To solve these problems, we need to break down the motion into its horizontal and vertical components. Let's start by defining the given information:
Given:
- Mary's canoe speed: 3 m/s
- Angle between Mary's direction and the current: 30 degrees
- Current speed: 4 m/s
a) How far downstream does Mary travel in 10s?
To determine how far downstream Mary travels, we need to find the horizontal component of her velocity. We can calculate it using trigonometry.
The horizontal component of Mary's canoe velocity can be found by multiplying the total velocity (3 m/s) by the cosine of the angle between her direction and the current (cos 30°).
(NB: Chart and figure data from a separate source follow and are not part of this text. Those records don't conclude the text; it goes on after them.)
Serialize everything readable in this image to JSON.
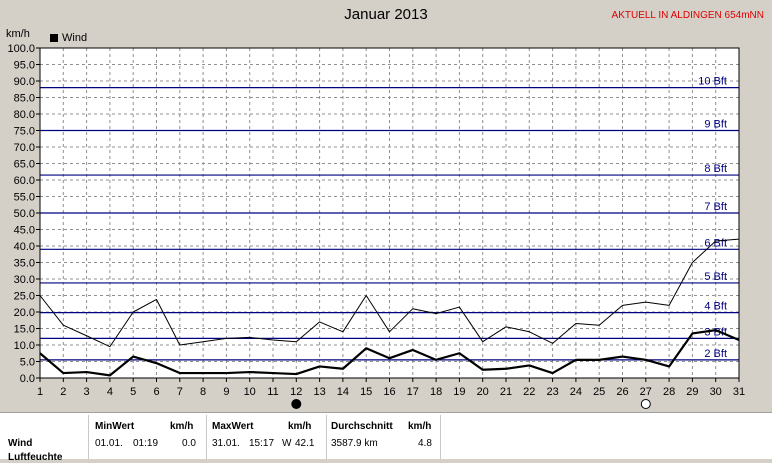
{
  "header": {
    "title": "Januar 2013",
    "station": "AKTUELL IN ALDINGEN 654mNN",
    "unit": "km/h",
    "legend": "Wind"
  },
  "colors": {
    "background": "#d4d0c8",
    "plot_bg": "#ffffff",
    "beaufort_line": "#000080",
    "series": "#000000",
    "station_text": "#e00000"
  },
  "chart_data": {
    "type": "line",
    "x": [
      1,
      2,
      3,
      4,
      5,
      6,
      7,
      8,
      9,
      10,
      11,
      12,
      13,
      14,
      15,
      16,
      17,
      18,
      19,
      20,
      21,
      22,
      23,
      24,
      25,
      26,
      27,
      28,
      29,
      30,
      31
    ],
    "xlim": [
      1,
      31
    ],
    "ylim": [
      0,
      100
    ],
    "yticks": [
      "0.0",
      "5.0",
      "10.0",
      "15.0",
      "20.0",
      "25.0",
      "30.0",
      "35.0",
      "40.0",
      "45.0",
      "50.0",
      "55.0",
      "60.0",
      "65.0",
      "70.0",
      "75.0",
      "80.0",
      "85.0",
      "90.0",
      "95.0",
      "100.0"
    ],
    "ylabel": "km/h",
    "grid": true,
    "legend_position": "top-left",
    "series": [
      {
        "name": "Wind",
        "role": "mean",
        "values": [
          7.5,
          1.5,
          1.8,
          0.8,
          6.5,
          4.5,
          1.5,
          1.5,
          1.5,
          1.8,
          1.5,
          1.2,
          3.5,
          2.8,
          9.0,
          6.0,
          8.5,
          5.5,
          7.5,
          2.5,
          2.8,
          3.8,
          1.5,
          5.5,
          5.5,
          6.5,
          5.5,
          3.5,
          13.5,
          14.5,
          11.5
        ]
      },
      {
        "name": "",
        "role": "gust",
        "values": [
          25.0,
          16.0,
          12.8,
          9.5,
          20.0,
          23.8,
          10.0,
          11.0,
          12.0,
          12.3,
          11.5,
          11.0,
          17.0,
          14.0,
          25.0,
          14.0,
          21.0,
          19.5,
          21.5,
          11.0,
          15.5,
          14.0,
          10.5,
          16.5,
          16.0,
          22.0,
          23.0,
          22.0,
          35.0,
          41.5,
          42.1
        ]
      }
    ],
    "beaufort": [
      {
        "label": "2 Bft",
        "value": 5.5
      },
      {
        "label": "3 Bft",
        "value": 12.0
      },
      {
        "label": "4 Bft",
        "value": 19.8
      },
      {
        "label": "5 Bft",
        "value": 28.8
      },
      {
        "label": "6 Bft",
        "value": 39.0
      },
      {
        "label": "7 Bft",
        "value": 50.0
      },
      {
        "label": "8 Bft",
        "value": 61.5
      },
      {
        "label": "9 Bft",
        "value": 75.0
      },
      {
        "label": "10 Bft",
        "value": 88.0
      }
    ],
    "moon_phases": [
      {
        "day": 12,
        "phase": "new"
      },
      {
        "day": 27,
        "phase": "full"
      }
    ]
  },
  "stats": {
    "row_label": "Wind",
    "next_row_label": "Luftfeuchte",
    "min": {
      "header": "MinWert",
      "unit": "km/h",
      "date": "01.01.",
      "time": "01:19",
      "value": "0.0"
    },
    "max": {
      "header": "MaxWert",
      "unit": "km/h",
      "date": "31.01.",
      "time": "15:17",
      "dir": "W",
      "value": "42.1"
    },
    "avg": {
      "header": "Durchschnitt",
      "unit": "km/h",
      "distance": "3587.9 km",
      "value": "4.8"
    }
  }
}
Horizontal component of velocity (Vx) = Total velocity (3 m/s) * cos 30°
Vx = 3 m/s * cos 30°
Vx = 3 m/s * 0.866
Vx = 2.598 m/s
Now that we know the horizontal component of Mary's velocity, we can calculate the distance she travels in 10 seconds using the formula:
Distance = Velocity * Time
Distance = 2.598 m/s * 10 s
Distance = 25.98 m
Therefore, Mary travels approximately 25.98 meters downstream in 10 seconds.
b) What is the length of time required to cross the river if its width is 150 m?
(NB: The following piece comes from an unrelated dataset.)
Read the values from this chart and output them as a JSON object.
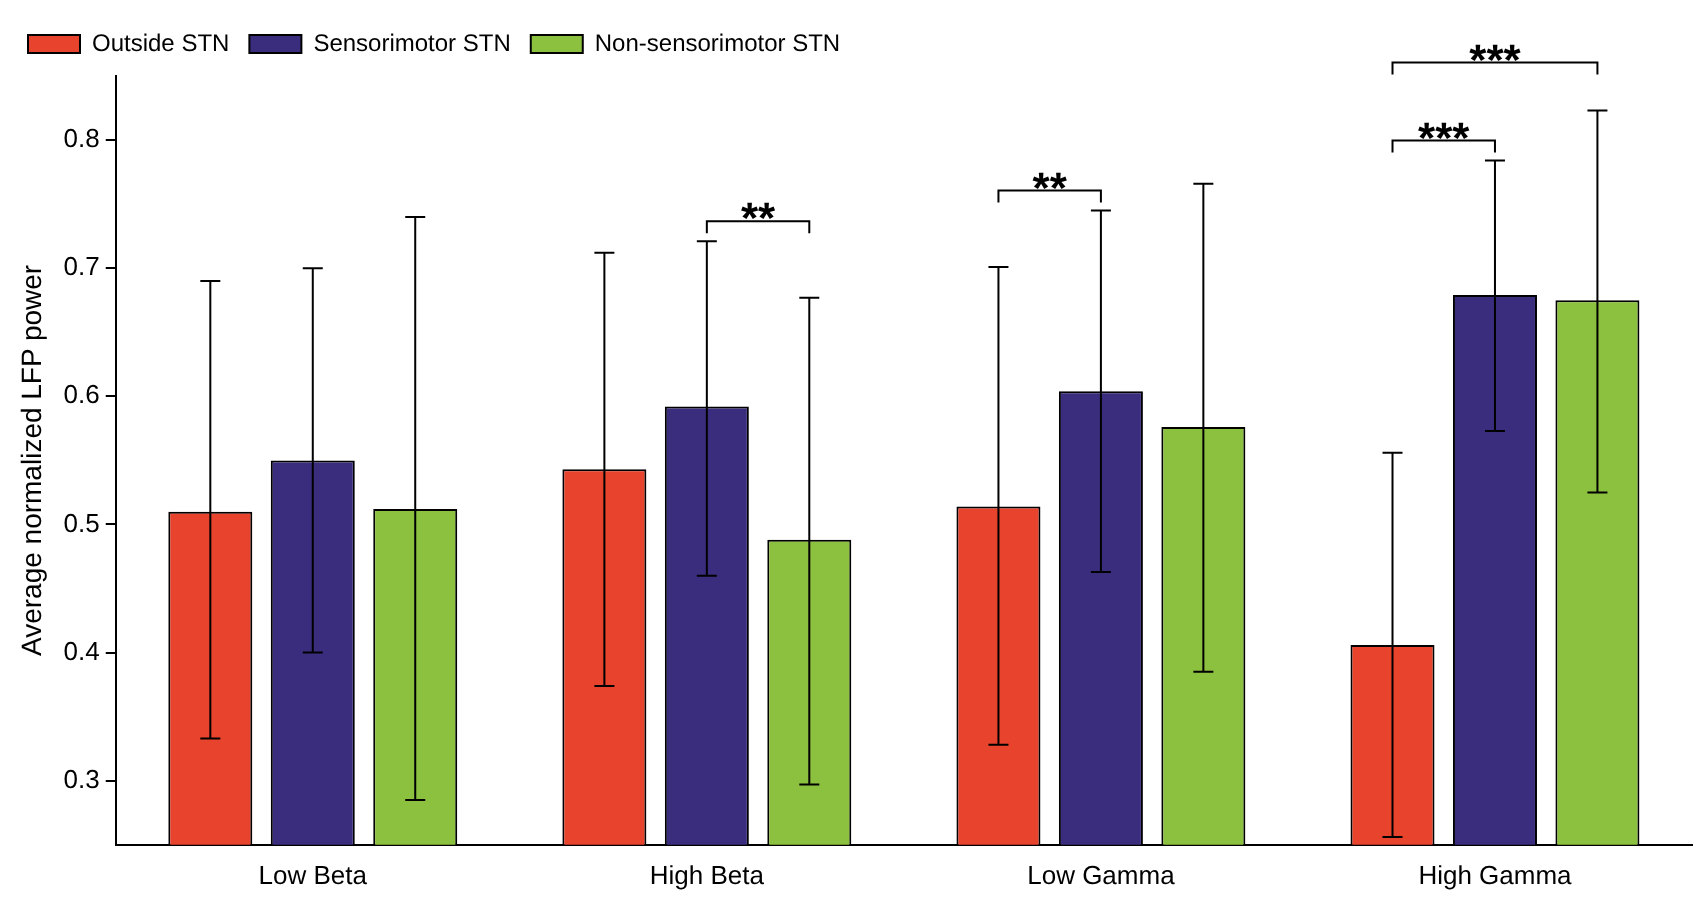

To find the time it takes for Mary to cross the river, we need to determine the sum of her horizontal and vertical components of velocity.
The vertical component of velocity (Vy) can be found by multiplying the total velocity (3 m/s) by the sine of the angle between her direction and the current (sin 30°).
Vertical component of velocity (Vy) = Total velocity (3 m/s) * sin 30°
Vy = 3 m/s * sin 30°
Vy = 3 m/s * 0.5
Vy = 1.5 m/s
Now that we have both the horizontal (Vx) and vertical (Vy) components of velocity, we can use the Pythagorean theorem to find the resultant velocity (V).
V^2 = Vx^2 + Vy^2
V^2 = (2.598 m/s)^2 + (1.5 m/s)^2
V^2 = 6.744m^2/s^2 + 2.25m^2/s^2
V^2 = 8.994m^2/s^2
Taking the square root of both sides, we get:
V ≈ 2.999 m/s
Now that we know the resultant velocity, we can calculate the time it takes for Mary to cross the river using the formula:
Time = Distance / Velocity
Time = 150 m / 2.999 m/s
Time ≈ 50.02 s
Therefore, it would take approximately 50.02 seconds for Mary to cross the river, assuming the width is 150 meters.